Linux Goes Unicode 8
Markus Kuhn writes: "Linux and other Unices are well on the way of making UTF-8 their single main character encoding. Replacing ASCII with UTF-8 is now one of the hottest Linux developer topics. Soon gone will be the annoying restrictions that Latin-1 imposes currently on even English language Linux users (no en/em dashes, no smart quotes, no math symbols, etc.). Counted are the days of the bewildering number of different regional ASCII extensions such as ISO 8859-1/2/3/5/7/9/13/15, KOI8-R/U, GBK, CP1251, VISCII, TIS-620, EUC-JP/KR, SJIS. Pioneered by the fathers of Unix in Plan 9 a decade ago, the ASCII-compatible UTF-8 encoding of Unicode / ISO 10646 (UCS) has emerged as the final way-to-go out of the current character-set chaos. With glibc 2.2.x and XFree86 4.x, the basic infrastructure for UTF-8 support is now well in place. To get started, read the UTF-8 FAQ and look at some of the UTF-8 example files listed there with xterm, emacs, vim, etc. Then think about whether running in a UTF-8 locale and using UTF-8 files, filenames, terminals and stdin/stdout has any consequences for software that you use or maintain. Join the linux-utf8 mailing list if you need advice. In two years from now, it should be possible to recommend every Linux user to switch over to UTF-8 permanently."

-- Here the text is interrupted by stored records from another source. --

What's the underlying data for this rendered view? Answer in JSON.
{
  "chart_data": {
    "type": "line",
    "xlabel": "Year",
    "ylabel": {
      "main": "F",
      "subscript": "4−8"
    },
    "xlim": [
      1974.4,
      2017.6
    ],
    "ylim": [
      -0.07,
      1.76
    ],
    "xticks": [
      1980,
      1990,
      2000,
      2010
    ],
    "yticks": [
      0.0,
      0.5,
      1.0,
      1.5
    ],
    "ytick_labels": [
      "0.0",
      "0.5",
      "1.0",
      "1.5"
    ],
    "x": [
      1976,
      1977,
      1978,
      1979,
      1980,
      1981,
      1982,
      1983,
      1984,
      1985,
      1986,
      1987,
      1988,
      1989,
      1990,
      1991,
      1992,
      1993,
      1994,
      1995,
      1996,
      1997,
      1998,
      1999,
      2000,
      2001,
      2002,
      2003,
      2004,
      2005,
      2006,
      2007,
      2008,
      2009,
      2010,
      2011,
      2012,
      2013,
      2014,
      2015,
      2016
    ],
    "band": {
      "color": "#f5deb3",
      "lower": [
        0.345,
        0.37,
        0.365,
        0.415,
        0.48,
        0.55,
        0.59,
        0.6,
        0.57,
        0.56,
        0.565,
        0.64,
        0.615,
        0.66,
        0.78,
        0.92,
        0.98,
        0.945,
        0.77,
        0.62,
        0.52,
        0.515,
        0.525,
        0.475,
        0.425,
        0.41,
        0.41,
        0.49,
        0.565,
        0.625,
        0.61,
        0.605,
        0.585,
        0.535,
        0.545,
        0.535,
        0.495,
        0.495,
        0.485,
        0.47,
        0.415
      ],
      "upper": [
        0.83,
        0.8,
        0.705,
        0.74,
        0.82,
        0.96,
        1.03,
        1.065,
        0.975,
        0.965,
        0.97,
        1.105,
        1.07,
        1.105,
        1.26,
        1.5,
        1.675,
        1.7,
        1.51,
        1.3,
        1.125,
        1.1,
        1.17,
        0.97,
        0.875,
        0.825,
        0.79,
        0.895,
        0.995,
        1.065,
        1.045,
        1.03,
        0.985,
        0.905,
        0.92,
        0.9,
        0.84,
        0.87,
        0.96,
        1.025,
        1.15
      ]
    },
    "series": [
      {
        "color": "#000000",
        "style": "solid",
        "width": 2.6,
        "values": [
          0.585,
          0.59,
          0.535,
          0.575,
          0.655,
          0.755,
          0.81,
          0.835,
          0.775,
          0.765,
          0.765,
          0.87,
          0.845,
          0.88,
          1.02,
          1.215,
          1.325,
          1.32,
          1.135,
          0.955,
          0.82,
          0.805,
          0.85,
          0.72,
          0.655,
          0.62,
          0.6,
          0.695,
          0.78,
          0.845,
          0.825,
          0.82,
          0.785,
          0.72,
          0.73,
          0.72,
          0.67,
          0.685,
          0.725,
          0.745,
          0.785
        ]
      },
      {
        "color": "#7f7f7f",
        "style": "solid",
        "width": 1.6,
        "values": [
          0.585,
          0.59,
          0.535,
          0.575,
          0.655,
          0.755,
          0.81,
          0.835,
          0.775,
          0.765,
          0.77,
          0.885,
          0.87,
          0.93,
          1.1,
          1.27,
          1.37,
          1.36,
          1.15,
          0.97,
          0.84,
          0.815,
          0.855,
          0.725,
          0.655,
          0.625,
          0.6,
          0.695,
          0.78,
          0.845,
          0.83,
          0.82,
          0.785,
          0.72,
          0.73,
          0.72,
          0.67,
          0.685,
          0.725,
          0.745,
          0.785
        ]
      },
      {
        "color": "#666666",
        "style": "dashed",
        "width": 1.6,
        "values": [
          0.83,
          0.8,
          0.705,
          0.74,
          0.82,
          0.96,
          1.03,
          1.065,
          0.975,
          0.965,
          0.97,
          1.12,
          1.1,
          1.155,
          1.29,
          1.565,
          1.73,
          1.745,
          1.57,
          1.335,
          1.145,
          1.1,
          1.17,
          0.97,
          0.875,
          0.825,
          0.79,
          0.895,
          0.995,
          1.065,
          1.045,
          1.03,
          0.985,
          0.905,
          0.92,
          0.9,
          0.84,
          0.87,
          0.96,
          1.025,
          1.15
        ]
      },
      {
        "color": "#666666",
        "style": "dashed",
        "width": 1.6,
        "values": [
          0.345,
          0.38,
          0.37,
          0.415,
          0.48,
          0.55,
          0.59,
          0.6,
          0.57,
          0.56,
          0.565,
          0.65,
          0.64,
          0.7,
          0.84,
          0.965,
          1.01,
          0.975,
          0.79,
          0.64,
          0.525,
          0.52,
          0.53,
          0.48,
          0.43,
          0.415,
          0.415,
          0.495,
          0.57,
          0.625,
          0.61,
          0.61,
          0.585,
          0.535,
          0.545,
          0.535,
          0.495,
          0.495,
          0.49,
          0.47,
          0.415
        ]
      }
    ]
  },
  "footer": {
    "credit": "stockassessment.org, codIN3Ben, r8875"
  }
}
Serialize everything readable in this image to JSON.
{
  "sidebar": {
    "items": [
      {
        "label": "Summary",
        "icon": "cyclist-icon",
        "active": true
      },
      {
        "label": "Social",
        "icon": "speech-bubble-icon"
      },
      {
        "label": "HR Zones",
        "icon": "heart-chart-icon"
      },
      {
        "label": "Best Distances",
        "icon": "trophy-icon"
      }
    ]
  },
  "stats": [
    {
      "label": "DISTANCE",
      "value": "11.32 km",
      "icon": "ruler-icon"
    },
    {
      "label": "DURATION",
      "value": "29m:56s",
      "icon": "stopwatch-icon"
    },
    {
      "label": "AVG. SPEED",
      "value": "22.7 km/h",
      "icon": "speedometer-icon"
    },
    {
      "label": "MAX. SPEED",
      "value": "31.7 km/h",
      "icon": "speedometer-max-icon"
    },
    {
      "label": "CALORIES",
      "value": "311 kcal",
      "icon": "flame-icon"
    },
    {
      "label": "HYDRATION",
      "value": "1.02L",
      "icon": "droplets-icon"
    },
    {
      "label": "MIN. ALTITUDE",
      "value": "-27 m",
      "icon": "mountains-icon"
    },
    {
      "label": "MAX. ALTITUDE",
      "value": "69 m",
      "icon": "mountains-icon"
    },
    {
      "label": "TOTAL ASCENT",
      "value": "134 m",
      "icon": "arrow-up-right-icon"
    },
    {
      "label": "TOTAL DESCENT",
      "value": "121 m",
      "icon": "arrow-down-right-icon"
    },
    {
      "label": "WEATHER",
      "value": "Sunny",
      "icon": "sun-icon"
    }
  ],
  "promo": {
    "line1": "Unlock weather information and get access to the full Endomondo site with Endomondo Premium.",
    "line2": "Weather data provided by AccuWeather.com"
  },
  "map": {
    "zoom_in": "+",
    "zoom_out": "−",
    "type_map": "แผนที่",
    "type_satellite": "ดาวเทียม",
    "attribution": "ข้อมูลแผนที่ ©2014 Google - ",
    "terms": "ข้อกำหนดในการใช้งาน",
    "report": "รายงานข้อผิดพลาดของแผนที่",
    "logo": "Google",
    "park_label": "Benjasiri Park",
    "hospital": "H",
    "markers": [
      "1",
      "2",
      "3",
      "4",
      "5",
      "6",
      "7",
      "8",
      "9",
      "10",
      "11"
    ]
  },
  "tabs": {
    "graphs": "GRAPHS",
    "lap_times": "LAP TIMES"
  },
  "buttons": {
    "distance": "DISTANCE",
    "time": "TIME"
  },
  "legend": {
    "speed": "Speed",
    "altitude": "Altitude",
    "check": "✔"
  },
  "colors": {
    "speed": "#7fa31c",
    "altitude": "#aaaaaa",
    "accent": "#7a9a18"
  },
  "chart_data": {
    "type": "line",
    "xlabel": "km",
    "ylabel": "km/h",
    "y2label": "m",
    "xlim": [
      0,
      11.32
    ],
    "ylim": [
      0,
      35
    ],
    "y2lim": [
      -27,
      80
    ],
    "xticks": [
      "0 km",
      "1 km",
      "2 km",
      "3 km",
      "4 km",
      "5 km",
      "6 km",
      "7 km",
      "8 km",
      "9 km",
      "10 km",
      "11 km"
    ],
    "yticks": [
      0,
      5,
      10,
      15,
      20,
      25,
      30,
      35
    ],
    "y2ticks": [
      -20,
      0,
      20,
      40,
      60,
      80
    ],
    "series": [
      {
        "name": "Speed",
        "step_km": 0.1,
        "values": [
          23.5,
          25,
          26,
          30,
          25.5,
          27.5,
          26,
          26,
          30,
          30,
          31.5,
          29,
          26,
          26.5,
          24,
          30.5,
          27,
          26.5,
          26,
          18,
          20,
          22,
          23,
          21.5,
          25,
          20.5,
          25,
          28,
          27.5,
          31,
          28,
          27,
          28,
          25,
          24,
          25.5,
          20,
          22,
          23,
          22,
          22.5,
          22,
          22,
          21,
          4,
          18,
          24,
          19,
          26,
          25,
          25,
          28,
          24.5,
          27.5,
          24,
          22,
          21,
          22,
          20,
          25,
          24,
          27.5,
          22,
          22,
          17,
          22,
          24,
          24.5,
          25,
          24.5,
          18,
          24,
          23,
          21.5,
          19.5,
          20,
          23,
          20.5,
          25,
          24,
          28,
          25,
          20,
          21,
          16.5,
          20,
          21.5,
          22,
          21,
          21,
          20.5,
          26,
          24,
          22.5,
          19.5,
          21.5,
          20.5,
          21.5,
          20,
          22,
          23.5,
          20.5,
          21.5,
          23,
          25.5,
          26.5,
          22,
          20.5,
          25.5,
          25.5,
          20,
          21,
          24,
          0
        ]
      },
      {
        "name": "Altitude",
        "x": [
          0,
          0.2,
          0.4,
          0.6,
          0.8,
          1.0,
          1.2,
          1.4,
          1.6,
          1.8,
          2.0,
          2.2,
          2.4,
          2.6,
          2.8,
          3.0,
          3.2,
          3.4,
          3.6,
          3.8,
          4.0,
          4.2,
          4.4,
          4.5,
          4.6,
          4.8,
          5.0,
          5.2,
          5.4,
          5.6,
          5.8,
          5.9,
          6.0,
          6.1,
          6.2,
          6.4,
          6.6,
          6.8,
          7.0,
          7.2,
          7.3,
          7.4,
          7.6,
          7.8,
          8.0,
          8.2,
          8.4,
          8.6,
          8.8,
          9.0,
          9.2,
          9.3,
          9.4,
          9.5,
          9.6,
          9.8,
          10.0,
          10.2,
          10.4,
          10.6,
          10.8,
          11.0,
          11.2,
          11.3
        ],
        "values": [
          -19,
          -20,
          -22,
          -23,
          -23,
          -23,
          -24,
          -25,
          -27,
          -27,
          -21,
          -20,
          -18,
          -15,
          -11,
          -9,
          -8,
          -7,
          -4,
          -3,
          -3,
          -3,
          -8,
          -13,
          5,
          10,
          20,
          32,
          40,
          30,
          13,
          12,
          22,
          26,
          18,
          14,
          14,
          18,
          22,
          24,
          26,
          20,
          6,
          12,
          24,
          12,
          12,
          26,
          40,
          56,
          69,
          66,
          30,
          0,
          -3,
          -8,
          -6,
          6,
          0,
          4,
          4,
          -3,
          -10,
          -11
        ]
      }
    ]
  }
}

Re:utf-8 vs. utf-16 (Score:2)
Although in theory you should be able to cram all this into a "8-bit compatability library", the real world is not as nice as theory. In fact you need to duplicate the interface almost everywhere. And when you do this the 8-bit interface is used so much the 16-bit one is often not debugged and does not work (Xlib has a lot of this).
UTF-8 is an enormous win because it does not require dupliating the interface. I think we can safely switch all the interfaces to utf-8 with a simple rule that "erroneous sequences" are treated as the individual bytes in iso-8859-1 (this allows 99.9% of ios-8859-1 text through, but more importantly it deletes the need to handle "errors" in the interface). Even if people don't buy this the interfaces can be controlled by a simple "utf-8" mode switch, and even if this fails to be communicated correctly to the other end the software on the other end can be fixed to have a "override that switch" control.
In reality, "wide characters" and so on have been a horrible error and are probably the main reason internationalization has not happened. The only things wide characters give you is "go to character N fast". But in fact there is no reason for such an operation to be fast, it has nothing to do with parsing text (which is word-based), there are just morons out there in compsci who think it is necessary because it was fast for 8-bit bytes. I would love to see "wide characters" (at least for any interfaces) put in the dustbin as soon as possible. The fact that some people still think they have any advantage at all shows that there is still a long way to go, sigh...
Re:Slowly catching up to NT 3.51 (Score:1)
Yeah well your mother called. She said...bah... ;-)
Re:utf-8 vs. utf-16 (Score:1)
Of course, I don't know anyone that write Unicode Win32 apps. As long as people continue run Windows 95, OSR2, OSR2.5, 98, 98SE, and ME, then most apps still will probably ANSI so they are portable across "all" operating systems.
If you know of a Unicode-only Win32 app that is not just an in-house app, I would be curious to learn me.
Re:utf-8 vs. utf-16 (Score:1)
Re:utf-8 vs. utf-16 (Score:2)
utf-8 vs. utf-16 (Score:3)
Re:utf-8 vs. utf-16 (Score:1)
oh yeah, it's not in-house, this is our release stuff.
Re:utf-8 vs. utf-16 (Score:1)
First, M$ doesn't seem to bother about the endianness problem, since virtually the only hardware they are supporting is x86. while us the nixes front must support either endian flawlessly.
Second, I don't think we can use UTF-16 on any terminal driver just as easily as UTF-8.
about the processing penalty, as far as I know, glibc uses UCS-4 as the internal representation (wchar_t), and I highly doubt any libc might use UTF-8 as internal representation. converting UTF-8 to and from UCS-4 is fairly straight forward, and won't be much burden esp. since it will only occur at I/O stage.